As Moore’s Law slows and process scaling yields only small returns, computer architecture and design are poised to undergo a renaissance. This thesis brings the productivity of modern software tools to bear on the design of future energy-efficient hardware architectures.
In particular, it targets one of the most difficult design tasks in the hardware domain: Coherent hierarchies of on-chip caches. I have extended the capabilities of Chisel, a new hardware description language, by providing libraries for hardware developers to use to describe the configuration and behavior of such memory hierarchies, with a focus on the cache coherence protocols that work behind the scenes to preserve their abstraction of global shared memory.

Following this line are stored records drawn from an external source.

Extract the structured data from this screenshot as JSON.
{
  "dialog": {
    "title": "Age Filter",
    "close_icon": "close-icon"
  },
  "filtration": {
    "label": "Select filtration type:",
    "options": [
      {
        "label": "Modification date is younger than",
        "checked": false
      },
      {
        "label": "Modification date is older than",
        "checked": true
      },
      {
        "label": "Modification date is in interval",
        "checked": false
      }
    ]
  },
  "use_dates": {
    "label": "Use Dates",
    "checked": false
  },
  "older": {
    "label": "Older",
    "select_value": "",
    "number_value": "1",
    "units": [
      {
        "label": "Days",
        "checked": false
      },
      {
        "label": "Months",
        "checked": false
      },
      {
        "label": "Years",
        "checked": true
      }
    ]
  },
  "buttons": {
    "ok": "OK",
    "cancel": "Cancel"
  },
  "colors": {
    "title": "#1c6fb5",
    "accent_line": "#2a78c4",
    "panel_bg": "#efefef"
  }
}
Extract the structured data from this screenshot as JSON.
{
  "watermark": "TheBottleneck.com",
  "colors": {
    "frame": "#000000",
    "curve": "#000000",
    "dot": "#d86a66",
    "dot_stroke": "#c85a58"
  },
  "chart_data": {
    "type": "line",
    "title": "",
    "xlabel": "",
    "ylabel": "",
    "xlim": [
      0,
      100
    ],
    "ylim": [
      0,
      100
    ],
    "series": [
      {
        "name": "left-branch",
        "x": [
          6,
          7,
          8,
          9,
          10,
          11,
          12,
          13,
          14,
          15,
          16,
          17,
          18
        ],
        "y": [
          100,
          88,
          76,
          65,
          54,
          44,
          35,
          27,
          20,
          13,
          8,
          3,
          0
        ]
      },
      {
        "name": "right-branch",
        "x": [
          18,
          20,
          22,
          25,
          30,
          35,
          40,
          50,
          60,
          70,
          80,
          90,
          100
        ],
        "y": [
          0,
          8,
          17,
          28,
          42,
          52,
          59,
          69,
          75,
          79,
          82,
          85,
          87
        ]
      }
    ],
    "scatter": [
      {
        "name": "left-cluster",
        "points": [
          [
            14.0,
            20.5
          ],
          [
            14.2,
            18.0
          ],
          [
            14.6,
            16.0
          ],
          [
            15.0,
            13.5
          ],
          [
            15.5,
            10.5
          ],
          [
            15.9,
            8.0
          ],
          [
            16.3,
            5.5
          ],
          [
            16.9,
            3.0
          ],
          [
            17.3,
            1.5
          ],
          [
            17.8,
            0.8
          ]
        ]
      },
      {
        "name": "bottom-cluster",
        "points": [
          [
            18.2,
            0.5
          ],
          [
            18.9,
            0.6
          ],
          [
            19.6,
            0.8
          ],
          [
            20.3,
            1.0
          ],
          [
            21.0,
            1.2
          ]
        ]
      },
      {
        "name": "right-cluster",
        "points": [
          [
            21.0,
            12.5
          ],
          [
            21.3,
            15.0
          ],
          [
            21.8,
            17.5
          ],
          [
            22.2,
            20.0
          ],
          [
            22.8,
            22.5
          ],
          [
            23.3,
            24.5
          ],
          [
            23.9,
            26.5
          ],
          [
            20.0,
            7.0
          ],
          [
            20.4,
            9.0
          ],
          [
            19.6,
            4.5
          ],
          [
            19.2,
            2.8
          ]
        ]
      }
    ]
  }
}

I discuss how the methods I provide enable productive and extensible memory hierarchy design by separating the concerns of different hierarchy components, and I explain how this forms the basis for a generative approach to agile hardware design.

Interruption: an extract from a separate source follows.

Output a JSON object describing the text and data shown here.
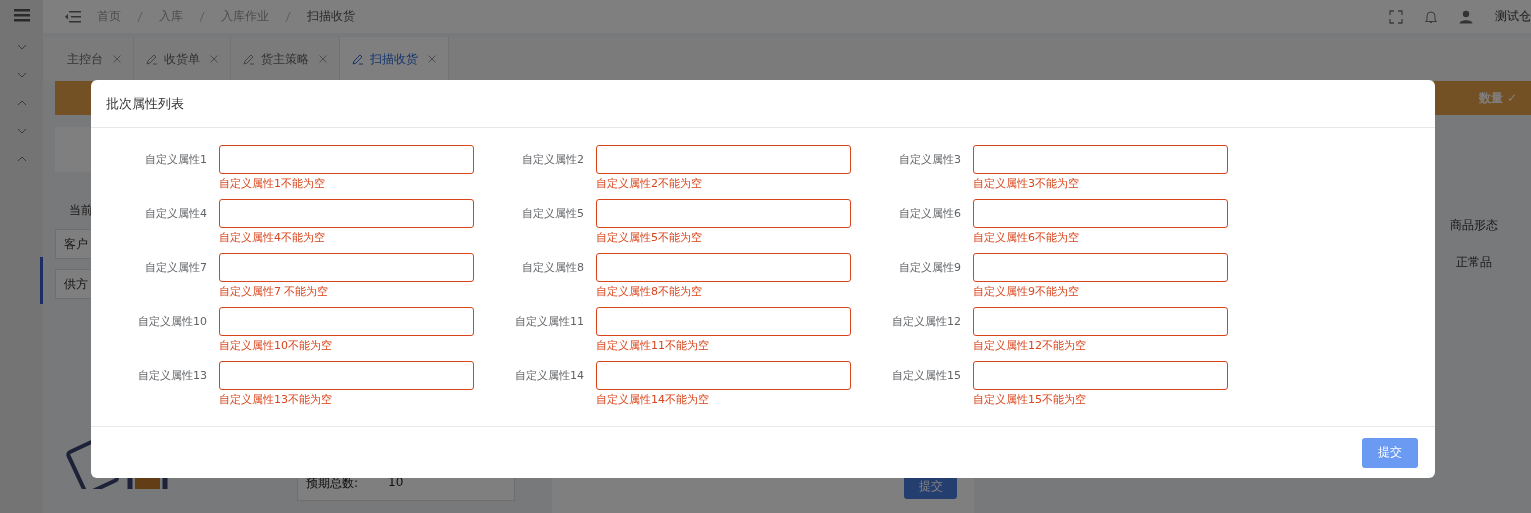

This thesis describes a general framework for context-dependent parameterization of any hardware generator, defines a specific set of Chisel libraries for generating extensible cache-coherent memory hierarchies, and provides a methodology for decomposing high-level descriptions of cache coherence protocols into controller-localized, object-oriented transactions.
This methodology has been used to generate the memory hierarchies of a lineage of RISC-V chips fabricated as part of the ASPIRE Lab’s investigations into application-specific processor design.